Some books are impossible to put down. Some books make you call in sick to work because you simply can’t stop reading. Some books change your life forever. Max Wirestone’s “The Unfortunate Decisions of Dahlia Moss” is not one of those books.

The premise is fairly interesting: a broke, unemployed geeky girl gets hired to investigate the theft of a certain unique item that went missing in an MMORPG (Massively multiplayer online role-playing game). Pretty soon, however, a real-life crime occurs, and our hapless heroine gets to investigate it too.

There’s a wide variety of wacky characters, a strange online game world and, well, not a whole lot else.
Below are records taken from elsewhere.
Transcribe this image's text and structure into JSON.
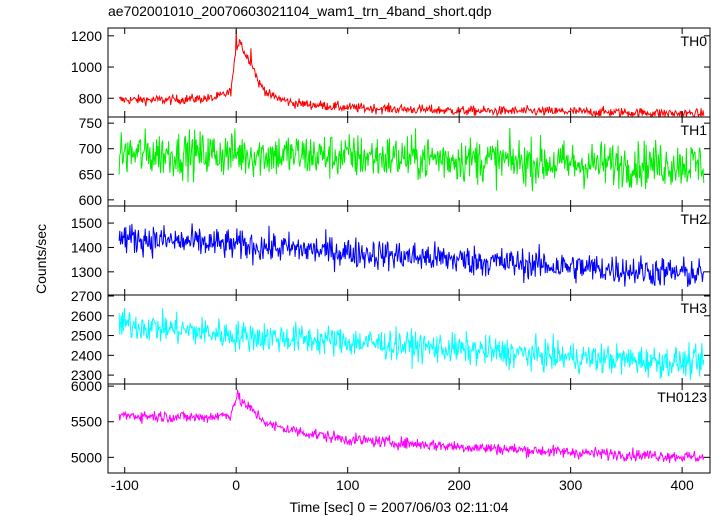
{
  "chart_data": {
    "type": "line",
    "title": "ae702001010_20070603021104_wam1_trn_4band_short.qdp",
    "xlabel": "Time [sec] 0 = 2007/06/03 02:11:04",
    "ylabel": "Counts/sec",
    "xlim": [
      -115,
      425
    ],
    "xticks": [
      -100,
      0,
      100,
      200,
      300,
      400
    ],
    "shared_x_axis": true,
    "grid": false,
    "panels": [
      {
        "name": "TH0",
        "color": "#ff0000",
        "ylim": [
          680,
          1250
        ],
        "yticks": [
          800,
          1000,
          1200
        ],
        "baseline": [
          [
            -105,
            790
          ],
          [
            -60,
            790
          ],
          [
            -20,
            800
          ],
          [
            -5,
            840
          ],
          [
            0,
            1100
          ],
          [
            3,
            1180
          ],
          [
            8,
            1080
          ],
          [
            14,
            1030
          ],
          [
            20,
            900
          ],
          [
            30,
            820
          ],
          [
            50,
            770
          ],
          [
            100,
            740
          ],
          [
            200,
            720
          ],
          [
            300,
            715
          ],
          [
            420,
            700
          ]
        ],
        "noise": 22,
        "spikes": [
          [
            0,
            1240
          ],
          [
            13,
            1120
          ]
        ]
      },
      {
        "name": "TH1",
        "color": "#00ee00",
        "ylim": [
          588,
          762
        ],
        "yticks": [
          600,
          650,
          700,
          750
        ],
        "baseline": [
          [
            -105,
            690
          ],
          [
            0,
            690
          ],
          [
            100,
            685
          ],
          [
            200,
            680
          ],
          [
            300,
            670
          ],
          [
            420,
            670
          ]
        ],
        "noise": 32
      },
      {
        "name": "TH2",
        "color": "#0000ff",
        "ylim": [
          1205,
          1570
        ],
        "yticks": [
          1300,
          1400,
          1500
        ],
        "baseline": [
          [
            -105,
            1440
          ],
          [
            0,
            1410
          ],
          [
            100,
            1380
          ],
          [
            200,
            1350
          ],
          [
            300,
            1320
          ],
          [
            420,
            1290
          ]
        ],
        "noise": 45
      },
      {
        "name": "TH3",
        "color": "#00ffff",
        "ylim": [
          2255,
          2705
        ],
        "yticks": [
          2300,
          2400,
          2500,
          2600,
          2700
        ],
        "baseline": [
          [
            -105,
            2560
          ],
          [
            0,
            2500
          ],
          [
            100,
            2470
          ],
          [
            200,
            2430
          ],
          [
            300,
            2390
          ],
          [
            420,
            2360
          ]
        ],
        "noise": 55
      },
      {
        "name": "TH0123",
        "color": "#ff00ff",
        "ylim": [
          4780,
          6030
        ],
        "yticks": [
          5000,
          5500,
          6000
        ],
        "baseline": [
          [
            -105,
            5590
          ],
          [
            -30,
            5560
          ],
          [
            -5,
            5600
          ],
          [
            0,
            5850
          ],
          [
            5,
            5780
          ],
          [
            15,
            5650
          ],
          [
            30,
            5450
          ],
          [
            60,
            5350
          ],
          [
            100,
            5250
          ],
          [
            200,
            5150
          ],
          [
            300,
            5070
          ],
          [
            420,
            5000
          ]
        ],
        "noise": 60,
        "spikes": [
          [
            1,
            5950
          ]
        ]
      }
    ]
  }
}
Our protagonist, Dahlia Moss, is described in the vaguest possible terms: chronically unemployed, still recovering from a bad breakup over a year ago, suffering from body image issues. That doesn’t stop her from body-shaming other female characters, however (“exceedingly flat. Not just her chest – everything”). I found it hard to feel sympathy for the protagonist when she uses such language against other women, goes to job interviews without any idea what she’s interviewing for, criticizes her charitable roommate who lets her live in the apartment for free, etc.

I’ve seen this book compared to “Scott Pilgrim vs the World,” and it looks like Wirestone had deliberately set out to write a gender-reversed homage. The fact that every character addresses the protagonist by her full name (“Dahlia Moss!”) almost every time they meet her is a rather strong giveaway.

The book tries to be funny, but it didn’t get more than a few chuckles out of me. The in-book continuity is odd: the narrative takes place over the course of about a week, with every day described in detail, yet at one point Dahlia mentions all the detective books she’d read since she started the case. A bad cop shows up for one scene, never to return again, while a good (and secretly geeky) cop inexplicably puts his job on the line by providing Dahlia with very thinly veiled clues about the case.

Normally, I’d give a book like this only 2 stars, but some parts of it were well written and rather quotable. (“My refrigerator is best described in terms of stark minimalism.”)

I wish Max Wirestone better luck with his future (and hopefully less ambitious) endeavors.